Абрам Эфрос называл Серова «самым своевольным из русских портретистов». Изображавший людей совсем не такими, какими они были на самом деле, он и Морозова «слепил» не из того теста, что отпустила тому природа. «Большой, рыхлотелый», с «характерной бородкой клинышком», Морозов на серовском портрете выглядит «очень подтянутым и очень выхолощенным европейцем, с общим строем не то модного депутата, не то свежего банкира, интересующегося искусством и покупающего по указке нашептывателей вещи последнего крика, чтобы тут же спрятать их по кодексу доброго тона». А. М. Эфрос считал, что Серов обошелся с оригиналом «тиранически», как, впрочем, и всегда (модели редко вызывали у Серова «душевную растроганность», разве что только дети: «За желание быть написанным Серовым человек платился тем, что получал себя в не своем виде. Это был он – не он, но на которого обязан был походить…» «Я очень рад, что вы так похожи на мой портрет!» Только на такое отношение к себе и могли рассчитывать согласившиеся позировать художнику.
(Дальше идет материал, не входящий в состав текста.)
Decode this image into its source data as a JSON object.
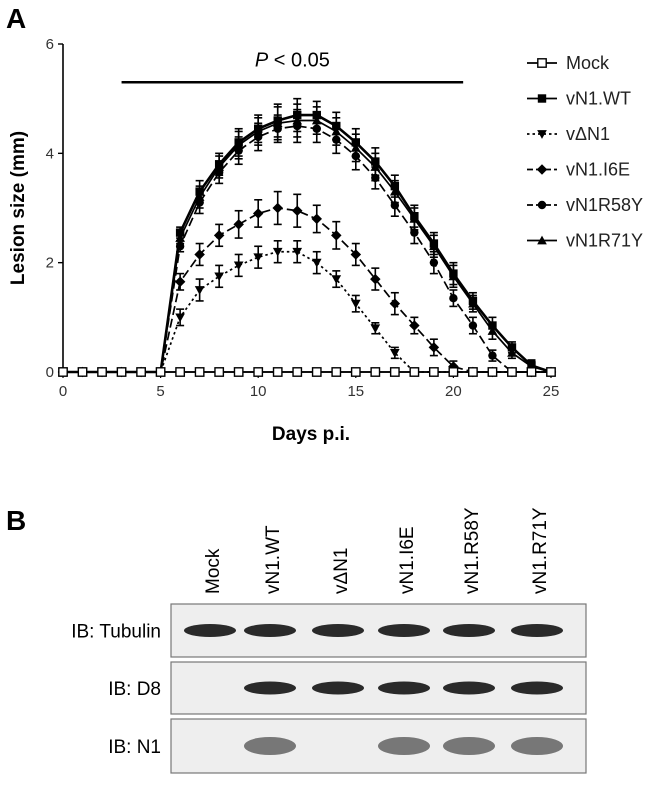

Морозов заказал Серову два портрета – свой и жены – и купил три работы: пейзаж «Сараи», интерьер «Зал старого дома» и довольно нетипичную вещь «Пушкин в Михайловском парке». Мнение Серова Иван Абрамович уважал и к советам художника всегда прислушивался. Следуя его наставлениям, купил «Красные виноградники», «Прогулку заключенных» Ван Гога и прочие первоклассные вещи. Но и от многих не менее достойных работ отказался опять-таки благодаря Серову, имевшему, как всякий большой мастер, свои пристрастия. Зимой 1913 года, когда «Марокканский триптих» Матисса был почти готов, Серова уже не было в живых. Кто консультировал Морозова, кроме С. А. Виноградова и И. Э. Грабаря, нам неизвестно. Возможно, именно их имел в виду Эфрос, когда писал, что консультанты «незримо окружают» Ивана Абрамовича и нашептывают ему каждый свое. Во всяком случае, Щукин с обидой писал Матиссу, что «под влиянием этих господ», которые не понимают его, то бишь Матисса, «творчества последнего времени», господин Морозов увлекся другими художниками и раздумал заказывать ему декорацию (то, что он предпочел Боннара «прирожденному декоратору» Матиссу, Сергея Ивановича страшно задело). Матисс позволил себе Щукину не поверить и попытался предложить Морозову только что законченную «Арабскую кофейню», по его мнению, прямо-таки просившуюся pendant к «Марокканскому триптиху». Для пущей убедительности он присовокупил к письму фотографию картины и восторженную статью о себе. Но в мастерской в Исси ле Мулино Морозов так и не появился. Зато туда примчался Щукин и немедленно купил «Арабскую кофейню».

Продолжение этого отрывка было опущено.